O Ministério dos Transportes, Portos e Aviação Civil tem até setembro para entregar um plano de ação para melhorar o monitoramento e aplicação dos recursos do Fundo de Marinha Mercante (FMM) ao Tribunal de Contas da União (TCU).
Uma das recomendações do órgão é que o Ministério estabeleça, com o auxílio dos agentes financeiros, um programa de estudos técnicos sobre o setor naval e de avaliações sobre os projetos financiados com recursos do fundo para avaliar a efetividade do FMM no desenvolvimento da indústria e frota naval brasileira.
A ideia é analisar a relação do custo/benefício com a arrecadação do AFRMM (Adicional ao Frete para Renovação da Marinha Mercante), permitindo uma comparação dos preços dos estaleiros nacionais com o mercado internacional e o acompanhamento dos ganhos de eficiência e de produtividade do setor.
O órgão também recomendou que as informações sobre o FMM, incluindo dados de concessão de prioridades, assinatura de contratos, valores, beneficiários, embarcações entregues e em construção, sejam publicadas no site do Ministério dos Transportes, a fim de aumentar a transparência quanto à aplicação dos recursos.
Outra sugestão do TCU é que seja criado um critério de reajuste dos valores aprovados na priorização dos financiamentos para evitar que os beneficiários sejam obrigados a apresentar pedido de suplementação de recursos apenas para atualização monetária.
Auditoria
De acordo com uma auditoria feita pelo TCU, o volume de recursos arrecadados com o AFRMM somou R$ 21,5 bilhões entre 2005 e 2014. Os recursos são, em maior parte, destinados ao FMM, sendo que 20% dessa parcela é destinada à União por meio da
Desvinculação de Receitas da União (DRU), 3% ao Fundo Nacional de Desenvolvimento Científico e Tecnológico (FNDCT), 1,5% ao Fundo de Desenvolvimento do Ensino Profissional Marítimo e 0,4% ao Fundo Naval.

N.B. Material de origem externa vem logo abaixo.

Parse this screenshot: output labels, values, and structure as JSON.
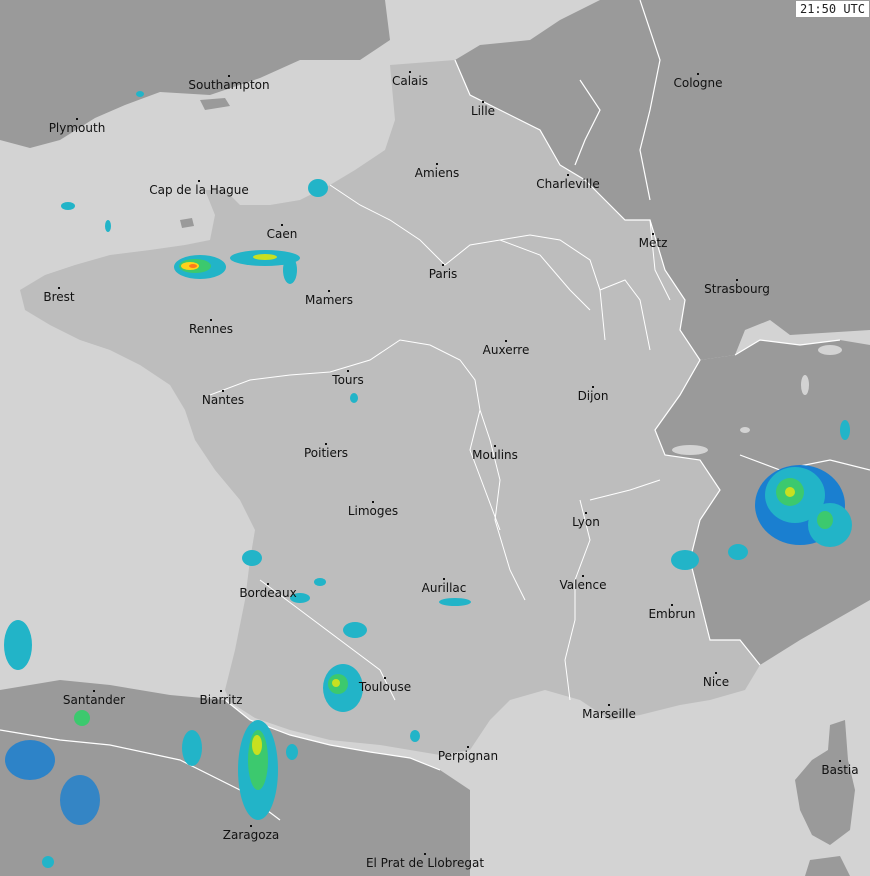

Os recursos podem ser demandados por empresas de navegação ou estaleiros brasileiros basicamente para o financiamento da construção, modernização, reparo de embarcações em estaleiros brasileiros e para expansão, modernização ou construção de novos estaleiros nacionais.
O levantamento do TCU, feito a pedido do Deputado Federal Sérgio Souza (PMDB-PR), não identificou descumprimentos à legislação que rege o FMM e concluiu que a aplicação dos recursos do FMM tem atendido aos objetivos da legislação.